Our councillors need to get a clear message from MANY people – and not just the same few – to prioritise climate and ecological solutions that are also good for the community. We need as many people as possible to bombard Council with new messages. For a start, why don’t we demand they allocate for instance $4, 6 or 8 million to properly implement a Climate Emergency Response Plan (or CCRP as they call it) across all sectors, educating the public as they go?

Warm regards
Monica Winston

Sal Fisher wrote:

Here’s my response…

“This plan needs to have at the forefront the fact that the City must be totally de-carbonised asap. We have no time to lose, we are in the decade which will decide whether we have catastrophic climate damage (3-5C + warming). To achieve this it must be advocating for an Energy Transition Plan to state and federal governments to ensure that workers are retrained to enable them to participate in the jobs of this century and we can all share in the benefits of cheap, clean renewable energy. Without such a transition, none of the rest of this plan is achievable as health and wellbeing will deteriorate, jobs will be lost to countries which have been early adopters with cheaper and cleaner tech and prosperity will be lost as we face the mounting costs of climate damage. It is irresponsible to future generations to not have this as a central part of any plan for the medium to longer term future.”

Sal 😊

Alan Barlee wrote:

Here’s my response to the CoGG document:

“The most obvious deficiency in the list of ‘areas requiring more focus’ is the absence of an urgent and comprehensive response to the acknowledged  climate change emergency facing Greater Geelong, in common with all of humanity.
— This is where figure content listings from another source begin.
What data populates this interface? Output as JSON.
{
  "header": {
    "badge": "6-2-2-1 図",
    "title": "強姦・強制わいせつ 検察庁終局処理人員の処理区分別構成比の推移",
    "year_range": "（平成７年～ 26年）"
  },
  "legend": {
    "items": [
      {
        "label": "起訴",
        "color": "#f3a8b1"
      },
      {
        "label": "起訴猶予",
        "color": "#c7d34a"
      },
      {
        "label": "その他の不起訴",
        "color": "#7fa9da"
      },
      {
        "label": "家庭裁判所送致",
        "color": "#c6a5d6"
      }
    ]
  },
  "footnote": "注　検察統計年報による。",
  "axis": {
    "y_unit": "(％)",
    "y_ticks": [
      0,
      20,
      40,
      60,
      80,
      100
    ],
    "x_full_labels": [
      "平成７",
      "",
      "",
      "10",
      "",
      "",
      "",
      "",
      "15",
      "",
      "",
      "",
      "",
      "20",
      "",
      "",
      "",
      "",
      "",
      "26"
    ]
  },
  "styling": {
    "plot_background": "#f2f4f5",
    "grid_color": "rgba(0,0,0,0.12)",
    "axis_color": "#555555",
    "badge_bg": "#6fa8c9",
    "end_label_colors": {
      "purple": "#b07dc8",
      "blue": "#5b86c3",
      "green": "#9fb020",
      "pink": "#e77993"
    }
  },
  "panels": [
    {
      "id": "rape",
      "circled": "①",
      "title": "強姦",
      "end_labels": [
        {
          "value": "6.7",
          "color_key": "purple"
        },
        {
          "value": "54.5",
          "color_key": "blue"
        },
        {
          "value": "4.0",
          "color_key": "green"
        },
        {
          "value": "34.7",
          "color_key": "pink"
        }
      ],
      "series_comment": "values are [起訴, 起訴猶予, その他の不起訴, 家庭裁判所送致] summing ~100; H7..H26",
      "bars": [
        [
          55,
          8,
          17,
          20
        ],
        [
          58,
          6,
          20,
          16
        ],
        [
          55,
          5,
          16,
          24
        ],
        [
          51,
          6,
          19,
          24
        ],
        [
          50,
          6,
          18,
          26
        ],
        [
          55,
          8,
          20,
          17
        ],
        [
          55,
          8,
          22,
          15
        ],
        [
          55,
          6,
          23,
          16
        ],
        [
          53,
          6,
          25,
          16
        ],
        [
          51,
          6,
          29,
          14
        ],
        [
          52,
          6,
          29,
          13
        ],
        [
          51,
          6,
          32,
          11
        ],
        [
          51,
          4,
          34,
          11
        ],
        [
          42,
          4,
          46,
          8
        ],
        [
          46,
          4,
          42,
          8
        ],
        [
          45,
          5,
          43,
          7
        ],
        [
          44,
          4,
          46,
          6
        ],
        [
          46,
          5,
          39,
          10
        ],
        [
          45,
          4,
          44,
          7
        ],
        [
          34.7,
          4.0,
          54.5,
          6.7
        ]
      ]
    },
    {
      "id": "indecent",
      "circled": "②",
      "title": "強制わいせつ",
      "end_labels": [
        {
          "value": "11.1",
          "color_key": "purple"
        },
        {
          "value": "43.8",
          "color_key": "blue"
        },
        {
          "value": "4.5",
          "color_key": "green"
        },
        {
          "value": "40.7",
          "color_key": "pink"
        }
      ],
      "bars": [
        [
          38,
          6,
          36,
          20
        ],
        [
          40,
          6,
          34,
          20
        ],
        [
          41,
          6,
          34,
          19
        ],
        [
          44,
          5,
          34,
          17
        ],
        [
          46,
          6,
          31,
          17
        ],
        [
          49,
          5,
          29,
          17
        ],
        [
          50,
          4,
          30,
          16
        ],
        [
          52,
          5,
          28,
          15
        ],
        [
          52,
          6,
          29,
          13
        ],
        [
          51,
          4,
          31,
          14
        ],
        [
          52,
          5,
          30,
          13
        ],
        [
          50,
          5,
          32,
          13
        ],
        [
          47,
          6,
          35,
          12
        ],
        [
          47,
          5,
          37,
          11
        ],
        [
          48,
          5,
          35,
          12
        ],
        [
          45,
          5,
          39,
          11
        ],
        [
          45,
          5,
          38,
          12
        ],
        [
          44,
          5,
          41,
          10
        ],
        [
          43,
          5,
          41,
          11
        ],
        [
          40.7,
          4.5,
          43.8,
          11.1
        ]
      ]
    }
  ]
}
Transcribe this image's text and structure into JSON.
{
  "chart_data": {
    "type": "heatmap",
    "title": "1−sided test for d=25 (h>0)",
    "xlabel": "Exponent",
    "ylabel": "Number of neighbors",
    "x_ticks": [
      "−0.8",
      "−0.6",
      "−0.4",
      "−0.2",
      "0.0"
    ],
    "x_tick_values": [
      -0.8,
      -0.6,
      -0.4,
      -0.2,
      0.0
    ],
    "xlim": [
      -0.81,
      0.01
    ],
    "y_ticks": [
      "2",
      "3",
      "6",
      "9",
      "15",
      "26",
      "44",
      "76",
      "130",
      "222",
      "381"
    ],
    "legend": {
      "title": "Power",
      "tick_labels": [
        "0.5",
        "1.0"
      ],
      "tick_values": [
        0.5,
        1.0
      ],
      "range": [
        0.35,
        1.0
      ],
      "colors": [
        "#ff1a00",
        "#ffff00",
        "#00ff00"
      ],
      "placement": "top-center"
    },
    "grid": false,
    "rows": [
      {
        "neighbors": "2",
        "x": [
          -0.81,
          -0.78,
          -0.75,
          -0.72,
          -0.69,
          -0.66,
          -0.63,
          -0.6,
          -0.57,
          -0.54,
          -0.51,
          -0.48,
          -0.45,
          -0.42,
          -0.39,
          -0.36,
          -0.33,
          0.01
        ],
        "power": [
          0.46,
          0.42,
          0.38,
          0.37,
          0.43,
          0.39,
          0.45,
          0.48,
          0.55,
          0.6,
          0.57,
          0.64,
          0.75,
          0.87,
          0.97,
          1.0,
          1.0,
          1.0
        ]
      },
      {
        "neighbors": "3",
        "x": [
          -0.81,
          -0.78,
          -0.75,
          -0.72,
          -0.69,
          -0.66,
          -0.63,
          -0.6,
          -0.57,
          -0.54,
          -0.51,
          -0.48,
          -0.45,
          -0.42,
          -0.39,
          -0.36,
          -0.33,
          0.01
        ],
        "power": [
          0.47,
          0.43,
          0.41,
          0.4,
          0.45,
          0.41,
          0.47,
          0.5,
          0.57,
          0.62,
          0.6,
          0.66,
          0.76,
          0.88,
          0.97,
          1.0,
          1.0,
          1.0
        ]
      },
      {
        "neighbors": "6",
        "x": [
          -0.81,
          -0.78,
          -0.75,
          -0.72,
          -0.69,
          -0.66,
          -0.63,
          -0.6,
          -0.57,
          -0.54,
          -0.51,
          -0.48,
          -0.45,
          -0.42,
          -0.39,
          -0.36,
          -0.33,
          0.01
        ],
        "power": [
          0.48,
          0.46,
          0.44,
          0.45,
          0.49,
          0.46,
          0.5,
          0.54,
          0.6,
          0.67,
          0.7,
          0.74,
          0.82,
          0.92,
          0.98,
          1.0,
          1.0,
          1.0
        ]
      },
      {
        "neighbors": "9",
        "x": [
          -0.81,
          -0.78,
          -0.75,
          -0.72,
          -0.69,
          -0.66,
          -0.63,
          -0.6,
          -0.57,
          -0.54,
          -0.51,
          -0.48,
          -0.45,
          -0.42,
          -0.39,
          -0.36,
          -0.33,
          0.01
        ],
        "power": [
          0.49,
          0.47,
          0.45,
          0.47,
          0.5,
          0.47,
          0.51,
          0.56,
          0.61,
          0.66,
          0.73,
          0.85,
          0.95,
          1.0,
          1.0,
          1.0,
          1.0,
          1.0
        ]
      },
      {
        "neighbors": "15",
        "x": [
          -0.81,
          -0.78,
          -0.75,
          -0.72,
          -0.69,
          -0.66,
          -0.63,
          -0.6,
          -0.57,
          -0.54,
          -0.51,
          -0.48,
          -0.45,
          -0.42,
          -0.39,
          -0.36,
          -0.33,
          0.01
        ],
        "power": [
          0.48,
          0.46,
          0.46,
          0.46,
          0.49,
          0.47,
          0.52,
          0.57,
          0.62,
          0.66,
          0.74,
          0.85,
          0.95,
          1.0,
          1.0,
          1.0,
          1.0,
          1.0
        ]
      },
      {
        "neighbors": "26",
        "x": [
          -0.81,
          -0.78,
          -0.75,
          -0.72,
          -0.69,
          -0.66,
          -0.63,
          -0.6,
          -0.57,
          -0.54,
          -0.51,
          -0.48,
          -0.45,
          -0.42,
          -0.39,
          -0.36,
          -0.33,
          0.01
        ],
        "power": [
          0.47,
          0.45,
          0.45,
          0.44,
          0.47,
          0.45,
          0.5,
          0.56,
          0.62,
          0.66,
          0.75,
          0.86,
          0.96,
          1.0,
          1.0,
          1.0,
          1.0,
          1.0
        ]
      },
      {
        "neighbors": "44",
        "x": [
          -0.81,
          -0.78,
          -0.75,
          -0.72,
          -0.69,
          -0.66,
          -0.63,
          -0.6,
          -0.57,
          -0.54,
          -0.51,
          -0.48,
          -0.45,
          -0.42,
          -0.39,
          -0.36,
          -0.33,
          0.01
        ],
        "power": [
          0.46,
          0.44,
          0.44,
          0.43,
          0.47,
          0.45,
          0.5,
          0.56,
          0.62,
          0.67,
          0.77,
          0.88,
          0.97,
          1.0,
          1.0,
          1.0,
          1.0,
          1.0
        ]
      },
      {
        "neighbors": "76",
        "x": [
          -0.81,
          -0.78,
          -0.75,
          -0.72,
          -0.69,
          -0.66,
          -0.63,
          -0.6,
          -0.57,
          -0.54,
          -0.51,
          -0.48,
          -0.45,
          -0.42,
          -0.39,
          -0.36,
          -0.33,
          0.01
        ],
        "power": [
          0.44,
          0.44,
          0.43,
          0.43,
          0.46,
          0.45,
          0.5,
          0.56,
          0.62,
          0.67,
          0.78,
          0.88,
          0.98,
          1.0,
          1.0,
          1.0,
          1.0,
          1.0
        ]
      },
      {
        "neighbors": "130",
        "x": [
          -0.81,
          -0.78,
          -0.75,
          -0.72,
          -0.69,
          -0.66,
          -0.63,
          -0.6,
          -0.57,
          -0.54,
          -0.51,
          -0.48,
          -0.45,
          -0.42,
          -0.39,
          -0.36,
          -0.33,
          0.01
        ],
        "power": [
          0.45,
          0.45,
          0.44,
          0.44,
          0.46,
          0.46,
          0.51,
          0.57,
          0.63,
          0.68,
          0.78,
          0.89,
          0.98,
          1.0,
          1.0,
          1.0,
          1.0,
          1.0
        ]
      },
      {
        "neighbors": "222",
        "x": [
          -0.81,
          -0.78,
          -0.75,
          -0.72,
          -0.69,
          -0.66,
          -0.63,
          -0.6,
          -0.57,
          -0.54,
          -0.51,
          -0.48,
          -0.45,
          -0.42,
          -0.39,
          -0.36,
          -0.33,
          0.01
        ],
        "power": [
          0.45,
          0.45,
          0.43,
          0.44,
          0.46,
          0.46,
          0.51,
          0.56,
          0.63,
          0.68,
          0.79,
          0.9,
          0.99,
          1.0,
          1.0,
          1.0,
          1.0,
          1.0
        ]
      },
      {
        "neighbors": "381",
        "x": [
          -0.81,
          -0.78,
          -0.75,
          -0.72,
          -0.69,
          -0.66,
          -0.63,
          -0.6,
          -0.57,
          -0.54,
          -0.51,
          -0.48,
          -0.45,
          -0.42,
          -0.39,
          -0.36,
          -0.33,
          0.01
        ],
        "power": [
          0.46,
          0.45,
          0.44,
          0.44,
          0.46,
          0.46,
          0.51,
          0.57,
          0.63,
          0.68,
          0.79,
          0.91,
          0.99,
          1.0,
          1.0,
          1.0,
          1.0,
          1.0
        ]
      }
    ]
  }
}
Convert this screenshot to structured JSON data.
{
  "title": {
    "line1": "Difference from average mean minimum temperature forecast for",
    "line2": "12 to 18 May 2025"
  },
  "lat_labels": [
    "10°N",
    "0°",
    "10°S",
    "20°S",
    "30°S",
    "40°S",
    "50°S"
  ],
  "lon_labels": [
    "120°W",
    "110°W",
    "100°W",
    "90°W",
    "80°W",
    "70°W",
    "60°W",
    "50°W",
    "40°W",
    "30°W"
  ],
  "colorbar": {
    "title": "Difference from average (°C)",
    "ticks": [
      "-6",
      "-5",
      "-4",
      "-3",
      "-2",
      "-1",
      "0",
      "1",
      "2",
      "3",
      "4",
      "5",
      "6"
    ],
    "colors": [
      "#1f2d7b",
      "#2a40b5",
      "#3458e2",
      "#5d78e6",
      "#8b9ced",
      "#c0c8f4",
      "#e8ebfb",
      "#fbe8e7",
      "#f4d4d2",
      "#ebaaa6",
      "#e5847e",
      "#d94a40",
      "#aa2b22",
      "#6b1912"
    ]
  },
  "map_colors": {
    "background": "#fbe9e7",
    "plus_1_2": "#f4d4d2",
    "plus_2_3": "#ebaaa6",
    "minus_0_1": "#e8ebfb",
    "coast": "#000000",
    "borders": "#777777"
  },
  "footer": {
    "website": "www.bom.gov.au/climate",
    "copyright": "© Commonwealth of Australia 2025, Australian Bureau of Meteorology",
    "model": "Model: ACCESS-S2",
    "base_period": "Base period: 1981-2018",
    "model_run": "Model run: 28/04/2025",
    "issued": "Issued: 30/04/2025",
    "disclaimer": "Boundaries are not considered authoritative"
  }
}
This item must be at the top of all such lists, in order to be consistent with the acknowledgement that we have a genuine crisis on our hands.

All other priorities must be seen as secondary to this one, since NONE of them will be realised if we don’t avoid a runaway climate. That doesn’t mean that we shouldn’t identify other areas where we want to do better. It simply means that we must integrate the climate imperative into all such initiatives, so that dealing with the climate crisis doesn’t become a simplistic bipolar choice of ‘will we or won’t we’, or just as bad, spreading our resources thinly across too many ‘important’ projects results in ‘infinitesimal progress across an infinity of ideas.

Climate action must  have its own agenda, managed by a focused senior officer accountable to Council. It should be that manager’s responsibility to ensure that emissions abatement milestones are set and programs engaging the whole community are established and rapidly deployed, and that climate change resilience programs are similarly initiated. 

Community engagement strategies to support the rollout of these programs will continue to be be important if the goals are to be realised quickly.